Almanya'daki birçok politikacı ve diğer tanınmış kişilerin özel bilgilerinin çalınıp internet ortamında yayınlanmasıyla patlak veren skandalın soruşturması sürüyor. Die Welt gazetesi veri hırsızlığına şu satırlarla değiniyor:
"Politikacıların yeniden sanal saldırıya uğramaktan korunmasını istemek emniyeti ve internet güvenliğinden sorumlu kuruluşları çözemeyecekleri bir sorunla baş başa bırakmak anlamına gelir. Denetleme altyapısının daha da etkinleştirilmesi siyaseti çalışamaz hale getirir. Böyle bir durumda her milletvekilinin yanına bir de internet bekçisi vermek gerekir. Neyse ki şimdiye kadar internette yayınlanan veriler sıradan bilgiler içeriyor. Skandalın sadece siyasiler için ihtar ateşi anlamına gelmediği bilinmelidir. Enformasyon ve telekomünikasyon güvenliğine uzun süre ‘can sıkıcı musibet' gözüyle bakıldı. Oysa internet güvenliği modern çalışma hayatının olmazsa olmazıdır. Denetlemenin arttırılmasını istemek yerine herkes internet ortamındaki sorumluluğuna sahip çıkıp bu teknolojiyi bilinçli bir şekilde kullanmalıdır.”

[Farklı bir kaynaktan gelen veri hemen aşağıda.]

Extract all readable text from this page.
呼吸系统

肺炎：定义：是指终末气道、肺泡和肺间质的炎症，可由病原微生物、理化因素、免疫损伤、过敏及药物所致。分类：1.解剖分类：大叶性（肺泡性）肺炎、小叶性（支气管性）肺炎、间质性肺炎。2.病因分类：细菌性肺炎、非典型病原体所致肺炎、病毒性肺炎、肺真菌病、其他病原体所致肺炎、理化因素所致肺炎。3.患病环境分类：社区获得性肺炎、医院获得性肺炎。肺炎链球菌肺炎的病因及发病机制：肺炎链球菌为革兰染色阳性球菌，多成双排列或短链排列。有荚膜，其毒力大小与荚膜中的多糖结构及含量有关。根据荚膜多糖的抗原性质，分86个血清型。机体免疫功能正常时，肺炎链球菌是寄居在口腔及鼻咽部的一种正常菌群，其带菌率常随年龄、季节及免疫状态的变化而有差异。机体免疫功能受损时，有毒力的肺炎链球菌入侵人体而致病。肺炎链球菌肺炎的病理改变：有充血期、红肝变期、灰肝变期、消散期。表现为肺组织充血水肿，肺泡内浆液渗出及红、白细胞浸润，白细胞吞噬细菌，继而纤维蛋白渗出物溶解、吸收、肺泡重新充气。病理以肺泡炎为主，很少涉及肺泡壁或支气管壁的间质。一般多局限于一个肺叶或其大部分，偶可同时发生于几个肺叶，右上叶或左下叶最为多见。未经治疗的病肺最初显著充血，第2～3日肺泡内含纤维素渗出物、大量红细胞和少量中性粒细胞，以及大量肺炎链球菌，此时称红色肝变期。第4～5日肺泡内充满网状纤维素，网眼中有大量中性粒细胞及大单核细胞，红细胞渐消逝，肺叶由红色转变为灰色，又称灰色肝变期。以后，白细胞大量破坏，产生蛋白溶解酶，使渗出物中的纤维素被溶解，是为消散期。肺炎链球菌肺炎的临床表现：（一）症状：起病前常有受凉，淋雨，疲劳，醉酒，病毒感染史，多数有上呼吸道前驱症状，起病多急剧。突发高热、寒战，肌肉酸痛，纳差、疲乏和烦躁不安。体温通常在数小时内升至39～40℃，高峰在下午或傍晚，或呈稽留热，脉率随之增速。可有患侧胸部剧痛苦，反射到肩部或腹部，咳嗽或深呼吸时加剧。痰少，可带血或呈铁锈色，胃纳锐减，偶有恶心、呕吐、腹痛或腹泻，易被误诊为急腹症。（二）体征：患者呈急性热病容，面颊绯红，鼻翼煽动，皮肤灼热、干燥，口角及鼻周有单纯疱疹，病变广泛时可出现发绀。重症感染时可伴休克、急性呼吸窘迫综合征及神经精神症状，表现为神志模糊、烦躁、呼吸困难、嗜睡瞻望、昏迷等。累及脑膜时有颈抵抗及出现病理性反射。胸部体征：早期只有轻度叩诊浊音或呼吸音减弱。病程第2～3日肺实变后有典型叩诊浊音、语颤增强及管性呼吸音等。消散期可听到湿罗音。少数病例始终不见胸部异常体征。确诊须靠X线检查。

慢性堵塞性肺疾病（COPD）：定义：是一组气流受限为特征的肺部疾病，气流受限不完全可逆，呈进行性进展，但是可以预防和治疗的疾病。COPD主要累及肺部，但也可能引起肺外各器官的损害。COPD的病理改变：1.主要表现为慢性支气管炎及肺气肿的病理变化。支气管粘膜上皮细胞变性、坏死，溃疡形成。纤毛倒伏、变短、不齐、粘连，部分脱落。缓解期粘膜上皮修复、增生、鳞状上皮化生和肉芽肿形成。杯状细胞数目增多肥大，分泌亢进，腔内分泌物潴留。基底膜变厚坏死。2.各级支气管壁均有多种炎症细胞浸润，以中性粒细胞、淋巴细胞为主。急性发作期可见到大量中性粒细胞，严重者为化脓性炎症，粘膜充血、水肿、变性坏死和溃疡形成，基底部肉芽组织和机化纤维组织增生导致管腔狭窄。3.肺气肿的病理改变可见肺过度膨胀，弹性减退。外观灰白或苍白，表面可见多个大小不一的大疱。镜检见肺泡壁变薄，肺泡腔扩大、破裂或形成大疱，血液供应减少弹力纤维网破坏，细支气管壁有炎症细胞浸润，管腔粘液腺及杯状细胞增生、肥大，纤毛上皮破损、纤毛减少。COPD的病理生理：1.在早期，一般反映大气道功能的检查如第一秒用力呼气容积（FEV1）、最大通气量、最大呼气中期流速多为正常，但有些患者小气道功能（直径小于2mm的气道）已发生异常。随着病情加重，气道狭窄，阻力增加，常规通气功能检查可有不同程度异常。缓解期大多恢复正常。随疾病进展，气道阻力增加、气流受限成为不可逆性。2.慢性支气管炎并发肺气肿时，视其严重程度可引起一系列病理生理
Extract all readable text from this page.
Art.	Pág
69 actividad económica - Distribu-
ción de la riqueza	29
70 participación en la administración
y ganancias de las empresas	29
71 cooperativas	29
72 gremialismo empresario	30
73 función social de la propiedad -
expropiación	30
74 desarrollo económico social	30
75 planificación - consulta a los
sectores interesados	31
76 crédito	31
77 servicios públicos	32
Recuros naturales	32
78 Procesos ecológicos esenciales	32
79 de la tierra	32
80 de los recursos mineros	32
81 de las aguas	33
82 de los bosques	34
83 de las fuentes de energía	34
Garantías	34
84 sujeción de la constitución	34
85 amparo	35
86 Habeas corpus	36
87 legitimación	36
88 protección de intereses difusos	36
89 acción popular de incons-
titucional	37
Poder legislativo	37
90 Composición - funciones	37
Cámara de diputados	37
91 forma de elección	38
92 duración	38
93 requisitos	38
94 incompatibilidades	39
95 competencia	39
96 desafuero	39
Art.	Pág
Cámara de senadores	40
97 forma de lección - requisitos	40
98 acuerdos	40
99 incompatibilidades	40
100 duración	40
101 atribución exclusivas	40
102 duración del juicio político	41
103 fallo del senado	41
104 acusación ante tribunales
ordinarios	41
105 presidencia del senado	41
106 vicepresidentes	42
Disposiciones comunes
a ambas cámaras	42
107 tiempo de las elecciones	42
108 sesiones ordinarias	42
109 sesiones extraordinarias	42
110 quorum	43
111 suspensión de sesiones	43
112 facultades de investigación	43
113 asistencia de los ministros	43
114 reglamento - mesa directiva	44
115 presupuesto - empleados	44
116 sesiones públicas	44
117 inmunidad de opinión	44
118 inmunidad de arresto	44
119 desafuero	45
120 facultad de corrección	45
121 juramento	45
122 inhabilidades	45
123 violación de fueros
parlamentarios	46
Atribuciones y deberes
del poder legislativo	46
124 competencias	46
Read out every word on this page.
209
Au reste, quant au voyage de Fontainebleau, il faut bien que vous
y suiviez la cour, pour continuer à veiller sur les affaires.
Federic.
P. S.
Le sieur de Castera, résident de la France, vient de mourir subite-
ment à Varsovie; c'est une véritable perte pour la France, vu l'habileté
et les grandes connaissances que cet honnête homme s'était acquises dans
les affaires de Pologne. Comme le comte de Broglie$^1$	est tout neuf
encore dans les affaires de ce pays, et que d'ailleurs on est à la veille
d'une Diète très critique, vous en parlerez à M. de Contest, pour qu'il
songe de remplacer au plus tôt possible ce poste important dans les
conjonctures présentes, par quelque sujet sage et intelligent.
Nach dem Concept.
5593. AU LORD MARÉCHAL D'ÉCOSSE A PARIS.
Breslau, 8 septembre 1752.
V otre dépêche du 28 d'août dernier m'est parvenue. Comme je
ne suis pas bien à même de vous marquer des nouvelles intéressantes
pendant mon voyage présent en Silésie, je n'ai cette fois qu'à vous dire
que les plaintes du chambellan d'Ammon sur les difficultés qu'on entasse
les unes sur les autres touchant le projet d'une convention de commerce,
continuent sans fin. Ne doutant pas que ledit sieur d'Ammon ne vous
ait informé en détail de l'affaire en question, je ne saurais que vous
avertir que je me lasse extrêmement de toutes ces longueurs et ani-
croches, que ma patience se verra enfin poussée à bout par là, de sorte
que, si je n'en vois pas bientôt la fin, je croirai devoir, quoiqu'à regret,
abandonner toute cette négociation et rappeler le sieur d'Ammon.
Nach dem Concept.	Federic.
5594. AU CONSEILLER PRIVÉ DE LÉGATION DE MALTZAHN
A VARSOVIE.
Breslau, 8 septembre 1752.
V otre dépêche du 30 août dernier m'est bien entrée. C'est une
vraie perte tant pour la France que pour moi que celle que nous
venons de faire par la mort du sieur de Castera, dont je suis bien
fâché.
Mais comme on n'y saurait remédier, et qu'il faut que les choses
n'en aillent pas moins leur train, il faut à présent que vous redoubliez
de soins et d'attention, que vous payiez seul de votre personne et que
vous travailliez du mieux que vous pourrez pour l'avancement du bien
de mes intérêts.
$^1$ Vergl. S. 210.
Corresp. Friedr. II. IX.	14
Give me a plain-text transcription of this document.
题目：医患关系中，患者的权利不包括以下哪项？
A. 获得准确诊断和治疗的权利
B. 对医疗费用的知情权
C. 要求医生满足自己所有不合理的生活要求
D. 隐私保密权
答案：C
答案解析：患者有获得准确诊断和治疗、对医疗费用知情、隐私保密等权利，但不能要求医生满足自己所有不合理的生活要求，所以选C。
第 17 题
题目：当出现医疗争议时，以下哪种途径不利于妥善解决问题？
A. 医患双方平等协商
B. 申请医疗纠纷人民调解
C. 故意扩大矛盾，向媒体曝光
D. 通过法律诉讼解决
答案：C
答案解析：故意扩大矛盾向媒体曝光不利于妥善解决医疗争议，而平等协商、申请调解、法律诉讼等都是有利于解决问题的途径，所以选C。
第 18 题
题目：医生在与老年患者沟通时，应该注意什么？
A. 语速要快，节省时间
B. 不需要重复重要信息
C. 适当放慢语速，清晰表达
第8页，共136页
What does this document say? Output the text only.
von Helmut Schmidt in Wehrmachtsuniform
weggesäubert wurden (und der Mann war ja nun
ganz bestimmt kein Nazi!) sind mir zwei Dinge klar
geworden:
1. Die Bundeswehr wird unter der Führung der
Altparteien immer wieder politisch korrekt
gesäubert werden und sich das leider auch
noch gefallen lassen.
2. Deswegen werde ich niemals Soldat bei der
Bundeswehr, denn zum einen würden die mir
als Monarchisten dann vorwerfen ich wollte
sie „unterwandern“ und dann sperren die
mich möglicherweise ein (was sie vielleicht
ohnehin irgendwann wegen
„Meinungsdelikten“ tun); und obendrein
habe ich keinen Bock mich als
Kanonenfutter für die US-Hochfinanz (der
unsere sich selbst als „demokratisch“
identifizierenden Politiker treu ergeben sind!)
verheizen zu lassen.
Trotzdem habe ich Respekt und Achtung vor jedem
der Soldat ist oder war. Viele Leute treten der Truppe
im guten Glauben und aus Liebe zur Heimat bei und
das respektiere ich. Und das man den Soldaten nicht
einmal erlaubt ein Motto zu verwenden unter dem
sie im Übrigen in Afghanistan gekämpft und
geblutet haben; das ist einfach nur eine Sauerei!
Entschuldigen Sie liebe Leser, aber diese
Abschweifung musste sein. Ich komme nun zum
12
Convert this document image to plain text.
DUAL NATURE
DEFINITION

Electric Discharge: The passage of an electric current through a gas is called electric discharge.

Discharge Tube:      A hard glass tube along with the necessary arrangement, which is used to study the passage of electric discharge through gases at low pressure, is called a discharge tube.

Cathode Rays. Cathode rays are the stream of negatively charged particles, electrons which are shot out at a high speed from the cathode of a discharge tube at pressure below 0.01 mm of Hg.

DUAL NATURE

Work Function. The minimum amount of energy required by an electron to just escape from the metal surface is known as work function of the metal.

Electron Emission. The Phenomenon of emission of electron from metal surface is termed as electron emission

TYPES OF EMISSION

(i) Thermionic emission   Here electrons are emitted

Straubinger Tagblatt gazetesinin siber güvenlikle ilgili yorumunda ise şu ifadelere veriliyor:
"İlk yapılması gereken Federal Meclis'in ve milletvekillerinin korunmasını Enformasyon Teknolojileri Güvenlik Dairesi'ne devretmek ve bu kuruluşu gerekli her türlü yetkiyle donatıp, federal siber savunma merkezi yapmaktır. Ancak bu adım bireylerin özel verilerini koruma sorumluluğundan kurtulması anlamına gelmez. Nasıl analog dünyada hırsıza karşı tedbir alıyorsak, internet ortamında da aynı dikkati göstermeliyiz. Güvenlik makamlarının profesyonel kadroları olmadan bu görevin altından kalkılamaz.”